渡久山章先生の沖縄よもやま話 青い海・青い空の詩

青い海、青い空に囲まれた沖縄の原風景(写真の場所は座間味島)。

沖縄の海と白いハンケチ

山原(沖縄本島北部)をめざして那覇を発った観光バスは40分程で恩納村の入口、多幸山辺りに着く。そこに至るまでの風景は、ビル街と軍事基地だけしか見えなかったのが一変、エメラルドグリーンの海が眼に飛びこんでくる。「アッ」と息をのむ瞬間である。
そんなお客の心を知らず、バスはスピードを落とさない。お客の頭の中には「アッ」と驚いた海の青さが残ったまま。

そこから20分くらい走るとバスは、多幸山のようにやや高い所に差し掛かる。視界は180度広がった場所である。バスの運転手は心得たもので、180度に展開した沖縄の青とグリーンに色どられた海を見てもらいたいと、バスを停めた。
バスの窓越しに海を眺めていたお客の一人がバスを降り、海へ向かって歩き出した。海までは、けもの道を通って5分はかかるだろう。でもその人はスカートのまま降りて行った。

そうやって浜辺に着いたその人は、スカートを膝頭までからげ、海に入ってポケットから白いハンケチを出して、たらした。ハンケチが青く染まるのではないかと、ゆっくりとたらした。
白いハンケチは濡れただけであったが、お客の胸は感動に満ちた。

そんな海に加えて青い空を詠んだ詩がある。題は芭蕉布、作者は吉川安一さん。
「海の青さに空の青、南の風に緑葉の、芭蕉は情けに手を招く、常夏の島、わした島うちなー(私達の島沖縄)」で始まる詩。この詩はメロディーが付けられ、現在多くの人に歌われている。

芭蕉布は、バショウ科の糸芭蕉の繊維を織って作られる布。仲間の実芭蕉は、バナナの木のことを指す。

青について

さて、作者の吉川さんは、「青」について、思いを述べている(沖縄タイムス、1982年8月20日)。それには「私達の目を楽しませてくれる白・赤・黄・紫等の色彩も青い色彩の下だから、あんなにも鮮明に映えるのである。わたしたちをとりまく環境が青い色彩に包まれているからこそ、美が追及され、美術作品が生み出されるのだ。」と述べ、「青は人々が豊かで幸せな生活を営むうえで最も大事にしなければならない色彩だと考えている。」としている。
それゆえ、詩「芭蕉布」に青い海・青い空を入れたのは、「青」は平和を希求する色彩であることも、この歌謡に願いを込めた、と書いている。

青い空の詩

谷川俊太郎に、「晴れた日は」という詩があることをご存知の方は多いと思う。
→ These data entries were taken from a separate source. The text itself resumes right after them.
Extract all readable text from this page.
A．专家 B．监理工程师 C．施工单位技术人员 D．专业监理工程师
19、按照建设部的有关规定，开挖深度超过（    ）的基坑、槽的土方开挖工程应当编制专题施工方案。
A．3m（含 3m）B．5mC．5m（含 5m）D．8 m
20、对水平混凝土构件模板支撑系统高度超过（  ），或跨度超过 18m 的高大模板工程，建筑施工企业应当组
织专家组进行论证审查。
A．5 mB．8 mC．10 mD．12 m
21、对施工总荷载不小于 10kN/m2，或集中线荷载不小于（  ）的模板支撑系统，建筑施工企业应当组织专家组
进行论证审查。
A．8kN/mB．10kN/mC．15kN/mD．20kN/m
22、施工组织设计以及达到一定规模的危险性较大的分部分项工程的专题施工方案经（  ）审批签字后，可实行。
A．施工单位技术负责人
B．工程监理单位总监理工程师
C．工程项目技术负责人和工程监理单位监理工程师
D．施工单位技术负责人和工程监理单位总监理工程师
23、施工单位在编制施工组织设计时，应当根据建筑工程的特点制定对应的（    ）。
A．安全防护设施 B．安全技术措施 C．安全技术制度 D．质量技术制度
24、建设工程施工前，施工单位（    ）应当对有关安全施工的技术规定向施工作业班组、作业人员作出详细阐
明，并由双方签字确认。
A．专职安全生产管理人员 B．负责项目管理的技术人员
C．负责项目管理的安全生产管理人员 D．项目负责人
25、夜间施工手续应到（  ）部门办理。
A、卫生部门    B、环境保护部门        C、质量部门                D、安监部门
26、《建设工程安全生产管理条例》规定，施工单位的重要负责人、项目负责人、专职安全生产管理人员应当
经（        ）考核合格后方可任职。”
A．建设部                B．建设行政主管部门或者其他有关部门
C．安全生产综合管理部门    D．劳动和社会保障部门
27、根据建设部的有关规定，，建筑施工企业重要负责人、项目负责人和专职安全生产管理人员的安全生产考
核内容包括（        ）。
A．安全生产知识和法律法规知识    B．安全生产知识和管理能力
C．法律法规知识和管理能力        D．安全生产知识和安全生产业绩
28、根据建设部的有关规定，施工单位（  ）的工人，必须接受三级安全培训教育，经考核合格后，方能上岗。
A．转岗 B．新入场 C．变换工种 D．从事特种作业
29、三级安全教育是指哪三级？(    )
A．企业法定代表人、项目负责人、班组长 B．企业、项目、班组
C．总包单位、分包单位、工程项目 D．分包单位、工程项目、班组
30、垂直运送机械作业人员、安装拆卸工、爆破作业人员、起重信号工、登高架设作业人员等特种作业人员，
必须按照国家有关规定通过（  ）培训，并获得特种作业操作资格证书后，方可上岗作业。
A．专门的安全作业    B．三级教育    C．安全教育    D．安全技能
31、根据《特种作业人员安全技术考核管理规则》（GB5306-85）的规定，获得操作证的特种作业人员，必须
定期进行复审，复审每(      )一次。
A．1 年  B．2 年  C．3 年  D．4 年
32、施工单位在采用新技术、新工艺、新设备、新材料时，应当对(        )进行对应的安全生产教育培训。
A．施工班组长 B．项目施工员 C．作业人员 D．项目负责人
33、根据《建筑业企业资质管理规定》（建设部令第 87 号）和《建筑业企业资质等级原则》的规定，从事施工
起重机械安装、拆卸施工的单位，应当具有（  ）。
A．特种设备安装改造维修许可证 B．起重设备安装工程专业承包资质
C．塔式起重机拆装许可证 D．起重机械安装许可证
その詩の第一節は次の通りである。

 晴れた日は空を見よう、
 太郎も花子もジョンもマリーも、
 みんなおんなじ空を知ってる
 青い青い心のふるさと
 空はみんなをだいている

空は世界の人々皆を抱いている。谷川さんはその空は「青い青い心のふるさと」と言っている。
では、心のふるさと、とは何だろうか?それは、自分を見つめ、生きる意味を考えさせ、勇気を与えてくれるものではないか。
それで、人生で最も活気に溢れた時代を青年時代といい、青春時代と呼んでいるのではないか。吉川さんの言葉を借りると、「青」は、周りの色彩と呼応して、人をふるい立たせる色彩ではないかということである。
私達はその青い海に囲まれ、青い空に抱かれている。ありがたいことではないか。

渡久 山章(とくやま・あきら)先生
1943年生まれ、宮古島出身、琉球大学名誉教授。地球化学、環境化学を専門分野に海水の化学など数々の学術や論文で受賞する沖縄の水に関する専門家。